Good & Angry, David Powlison
I was keen to read this as Powlison is the lecturer who ran the CCEF course I did last year. This book was as good as that course - in fact, it was the essence of the course with application to anger. Much of the material I had already covered in the lectures or readings, which is a great recommendation, because they were excellent. I was thrilled when provided with a pdf copy of this by New Growth Press, because I have high expectations of anything written by CCEF faculty, and have not yet been disappointed.
Powlison states his goal early– to enable us to more fruitfully and honestly deal with our anger. He does not define anger as simply as you might think. It does include the white-hot rage and seething that some have. It also includes long term bitterness and complaint, as well as general grumbling. He points that some things should anger us (ie injustice) but don’t. He also includes the possibility of truly righteous anger – anger that is the right response to a wrong.
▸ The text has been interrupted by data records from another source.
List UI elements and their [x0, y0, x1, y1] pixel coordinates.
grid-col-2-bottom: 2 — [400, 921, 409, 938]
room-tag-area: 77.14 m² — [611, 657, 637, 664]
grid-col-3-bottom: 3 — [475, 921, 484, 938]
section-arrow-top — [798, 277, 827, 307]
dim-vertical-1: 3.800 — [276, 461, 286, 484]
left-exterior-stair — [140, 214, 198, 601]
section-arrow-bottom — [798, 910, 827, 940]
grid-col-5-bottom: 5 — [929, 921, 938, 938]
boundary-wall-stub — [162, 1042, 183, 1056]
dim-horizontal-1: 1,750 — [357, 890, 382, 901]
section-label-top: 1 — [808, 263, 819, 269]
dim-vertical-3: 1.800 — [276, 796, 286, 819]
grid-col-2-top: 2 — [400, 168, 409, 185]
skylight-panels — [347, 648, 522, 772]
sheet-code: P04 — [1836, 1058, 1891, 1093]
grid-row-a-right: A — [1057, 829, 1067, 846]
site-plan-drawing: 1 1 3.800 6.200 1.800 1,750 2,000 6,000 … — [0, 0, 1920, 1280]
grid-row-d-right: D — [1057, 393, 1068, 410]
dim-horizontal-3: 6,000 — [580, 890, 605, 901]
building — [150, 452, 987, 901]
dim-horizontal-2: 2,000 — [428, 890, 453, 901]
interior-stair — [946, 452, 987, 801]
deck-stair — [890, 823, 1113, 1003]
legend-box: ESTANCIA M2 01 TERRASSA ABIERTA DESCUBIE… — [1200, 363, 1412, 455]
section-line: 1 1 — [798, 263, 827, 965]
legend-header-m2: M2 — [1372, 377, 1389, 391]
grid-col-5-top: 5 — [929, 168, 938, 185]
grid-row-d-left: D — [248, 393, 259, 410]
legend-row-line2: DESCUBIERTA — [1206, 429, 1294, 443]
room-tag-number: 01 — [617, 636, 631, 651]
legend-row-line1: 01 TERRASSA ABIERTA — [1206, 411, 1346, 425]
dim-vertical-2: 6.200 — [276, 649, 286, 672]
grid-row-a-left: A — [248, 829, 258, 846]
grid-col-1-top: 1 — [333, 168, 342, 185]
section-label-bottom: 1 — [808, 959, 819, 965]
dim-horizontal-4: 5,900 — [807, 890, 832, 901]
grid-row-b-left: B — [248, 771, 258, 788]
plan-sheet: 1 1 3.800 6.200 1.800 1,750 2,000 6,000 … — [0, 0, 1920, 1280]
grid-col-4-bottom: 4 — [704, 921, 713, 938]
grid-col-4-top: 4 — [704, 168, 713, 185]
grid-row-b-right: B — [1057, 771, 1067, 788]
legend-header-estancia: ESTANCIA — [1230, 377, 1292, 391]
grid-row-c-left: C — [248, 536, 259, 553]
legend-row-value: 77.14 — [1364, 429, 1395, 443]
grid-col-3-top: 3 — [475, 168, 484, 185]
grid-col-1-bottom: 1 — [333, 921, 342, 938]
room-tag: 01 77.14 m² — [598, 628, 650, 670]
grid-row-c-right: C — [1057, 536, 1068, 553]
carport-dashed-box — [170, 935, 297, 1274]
Breaking this book down into four sections makes the material more manageable and logical. He also gives some excellent tips on how to read the book. This is so rarely done in books it’s worth mentioning – he talks about underlining key sections, and writing out the questions raised for you as you go along.
Section 1 deals with our experience of anger, including some good observations on the real power of anger. One chapter makes the point more clearly than ever: Chapter heading: Do you have a problem with anger? Rest of the chapter is one word: Yes.
Section 2 addresses what anger is. He deals with the key idea of anger being “I’m against that”, “That’s matters and it’s not right”. He explains what happens to the whole person during anger – the body, mind, actions and motives. He addresses that we have a capacity for just anger and a bent to bad area (thanks to creation and the fall).
“Your anger is Godlike to the degree you treasure justice and fairness and are alert to betrayal and falsehood. You anger is devil-like to the degree you play god and are petty, merciless, whiny, argumentative, willful, and unfair.” (p65-66)
Two chapters work through the idea of good anger being the “constructive displeasure of mercy” – that is, having patience, forgiveness, charity and constructive conflict. And he points us to God, who can have both anger and love consistent with each other, whereas our anger and love rarely are consistent.
Section 3 looks at how to change by showing us how we play God with our anger and how God still gives more grace to help us. He introduces 8 questions which help begin to tease out our anger, analysing motives and consequences. This leads to thinking about how God speaks to that situation, and how that changes your motives and consequences into more positive fruit. Having done this exercise with the course I did, I can speak from experience how helpful it can be when applied to an area of personal sin.
Section 4 tackles the hard cases, the major sins which lead us to say “I’ll never get over it”; the everyday angers which we pretend aren’t even there but come to define us; anger at ourselves; and anger at God.
I doubt there is anyone who can honestly say they don’t have a problem with anger in some format. Powlison seriously claims there is no-one whom this doesn’t touch. So, this book is highly recommended reading for all.